By Captain Terry Camsey –
Well, it’s arrived! A crate full of boxes from England and another pile of boxes from storage while we were in England.
It’s like having two Christmases. We were given only a month’s notice for our move in 1995 to the UK and, since it was just after Christmas and many folks were away over the Christmas break, trying to get all the legal papers completed was hindered. Plus…have you ever tried to sort out what to leave and what to take when you plan to be out of the country for three years or so?

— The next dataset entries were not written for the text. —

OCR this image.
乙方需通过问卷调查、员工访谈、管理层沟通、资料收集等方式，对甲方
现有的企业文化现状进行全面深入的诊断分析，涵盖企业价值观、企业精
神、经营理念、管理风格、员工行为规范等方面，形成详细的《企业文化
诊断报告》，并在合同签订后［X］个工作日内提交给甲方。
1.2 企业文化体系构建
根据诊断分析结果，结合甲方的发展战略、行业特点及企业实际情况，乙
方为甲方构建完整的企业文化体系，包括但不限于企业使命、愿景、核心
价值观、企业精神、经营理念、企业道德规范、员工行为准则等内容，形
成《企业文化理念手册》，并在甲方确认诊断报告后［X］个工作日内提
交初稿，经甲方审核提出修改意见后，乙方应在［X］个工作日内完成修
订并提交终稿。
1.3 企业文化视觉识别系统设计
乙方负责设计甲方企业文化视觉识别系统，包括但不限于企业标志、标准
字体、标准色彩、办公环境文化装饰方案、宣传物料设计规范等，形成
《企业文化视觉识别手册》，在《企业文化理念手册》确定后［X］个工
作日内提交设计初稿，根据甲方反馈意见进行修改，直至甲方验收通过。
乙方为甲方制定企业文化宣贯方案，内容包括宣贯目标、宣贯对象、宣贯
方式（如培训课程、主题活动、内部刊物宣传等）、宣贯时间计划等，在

We had “stuff” to send direct to the office in London: resources that would be immediately needed. We had more “stuff” to take with us, making sure that we had enough clothing to last until the rest, to be shipped, arrived over there. Then there was the “stuff” to be shipped and there was “stuff” to be stored!
The net result was that most boxes did not get labeled well. So, as you’ll realize, it really has been like a second Christmas opening the boxes that have been in store…and then determining where to store the contents so that they are easily retrievable.
Then there’s the difficulty of knowing whether one’s new office will be as large as the one left in the old country. Specialists tend to accumulate many resources that they like to have easily to hand, and I am certainly no different. Since I avidly read and digest every book I can get my hands on that will throw further light on the challenges we face, my library is sizable. I have this strange quirk of memory that enables me to remember just where to retrieve information I have read, so having the books ready for confirmation and reference is important.
But, oh! The “junk” we seem to accumulate. The first things that will have to go are clothes that no longer fit my frame or the style expected of a man of my (now) mature age.
(Whisper it, but from the look of some of the flared pants, they must have been purchased in the ’60s!)
Of course, time has caught up with us. Our vast stock of long-playing records are now very dated and of poor playback quality compared to what we have become used to with CDs and digital sound. There’s a nostalgic quality to them, to be sure, but few–unless of our age and sharing our same history and interests–would find them interesting or attractive. That is not to downplay the value of nostalgia among people held together by such similar history and interests, but as a means of communication to younger generations…I’m not so sure.
Baggage. It tends to accumulate like ice on the wings of an airplane in freezing cold weather. Unless we are careful it can hold the same potential for bringing our “plane” down especially if we are trying to “take off” and “soar.” Those kinds of activities call for a slimming down…a “scraping off” as it were, of the “barnacles” that adhere so rigidly to our “gospel vessel”!
The writer of Hebrews used another metaphor when, talking of running the race that lies ahead, he urges us to “throw off every encumbrance” (chuck out all the baggage, scrape off all the barnacles, thaw off all the ice, toss out all the old clothes…) and run with resolution the race which lies ahead of us.
MISSION2000 is approaching the final curve. Shall we finish that race in the time we set ourselves? Is it time to “strip off” further…? Are we carrying any “baggage” that slows us down?
If so, perhaps it’s time to think about jettisoning it. What do you think?